Hazard summary

An experienced power line maintainer suffered severe electrical burns to both hands during routine maintenance on a pole-mounted 75 kVa/14.4kV transformer with a multi-connection ground plate. Leads connected the pole-mounted plate to:

  • the surge arrestor on the primary lead into the transformer
  • the transformer bushing of the primary neutral (or ground) line
  • the secondary neutral or ground line
  • and the transformer case itself

All these were grounded only through a lead from the plate to a ground rod in the earth at the foot of the pole (see Figure 1 and 'A Brief Glossary').

At the time of the accident, the connection of this lead to the rod had broken off beneath a cover of ice and snow, so that neither the worker nor his partner operating the bucket truck could see that the plate was no longer a solid ground. When the worker disconnected the lead between the ground plate and the secondary neutral, he became a bridge between them. Wearing leather work gloves and holding uninsulated tools, he was unable to release his grip. Fortunately, his partner on the ground was able to operate the lower controls of the bucket truck and swing him away from the pole.

This resource does not replace the Occupational Health and Safety Act (OHSA) and its regulations, and should not be used as or considered legal advice. Health and safety inspectors apply and enforce these laws based on the facts they find in the workplace.

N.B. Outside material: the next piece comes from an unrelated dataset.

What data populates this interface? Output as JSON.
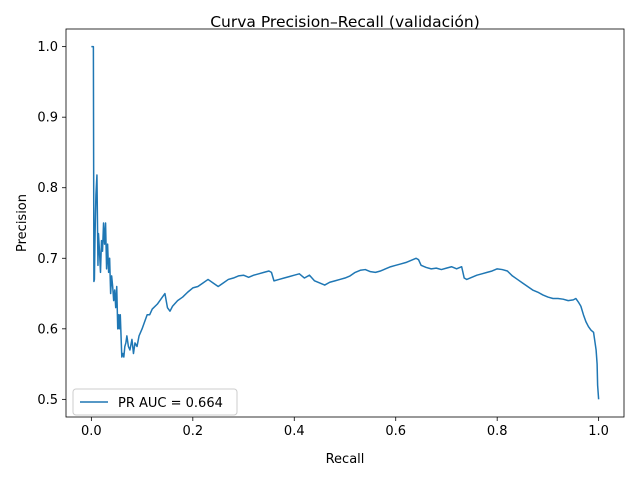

Figure 1. Old Ground System

Figure 1. Old Ground System

Locations and sectors

Power line maintenance; electrical sector.


New transformer installations do not use a ground plate, and they provide two separate paths to ground:

  1. The primary bushing on the transformer is connected to the secondary bushing, which is then connected to the secondary neutral. The secondary neutral in turn is directly connected to the ground rods at regular pole intervals.
  2. he primary and secondary bushings are connected to the transformer case itself and through it by another lead to the secondary neutral.

When a worker breaks any one neutral connection a second path to ground remains intact—assuming everything else is in order. Since it is always possible there will be another break in the grounding system, caused by loose connections or faulty equipment, protective clothing, equipment, and procedures must still be used when working on a grounding system of this type.

For transformers using a ground plate with a single path to ground which remain in service, good maintenance is essential. This must include inspection and checking of all wiring, connections, ground rods and bonding. The maintenance crew must use appropriate protective equipment and procedures.

Transformers of this kind may be provided with additional grounding by removing the ground plate and installing a double ground system, as outlined above. During the upgrading, the equipment shall be de-energized.

Whenever work is performed on the ground (or neutral) system of transformers with ground plates:

  • The system shall be considered live, and appropriate protective clothing, equipment, devices and procedures shall be used to ensure the safety of workers. (The Electrical Utility Safety Rules published by EUSA, dated 2004, may be used for guidance.)
  • An adequately equipped second worker, trained in rescue operations including CPR, shall be readily available.

Figure 2. New Ground System

Figure 2. New Ground System

A brief glossary

"Primary" refers to the system which carries high-voltage power to the transformer.

"Secondary" refers to the system which takes power from the transformer, usually into a house or other building.

A "grounding system" is a safety system built into a larger electrical system to carry any excess voltage (for example, from lightning or power surges) safely to ground, i.e., into the earth, without traveling through and thus harming people or equipment.

A "ground line" or "neutral" is a line connected to the ground (if the system is working).

"Bushings" are the insulating sleeves around primary and secondary leads where they enter the transformer case. The bushings are connected to a ground line so that any excess voltage from the leads will be directed to the earth.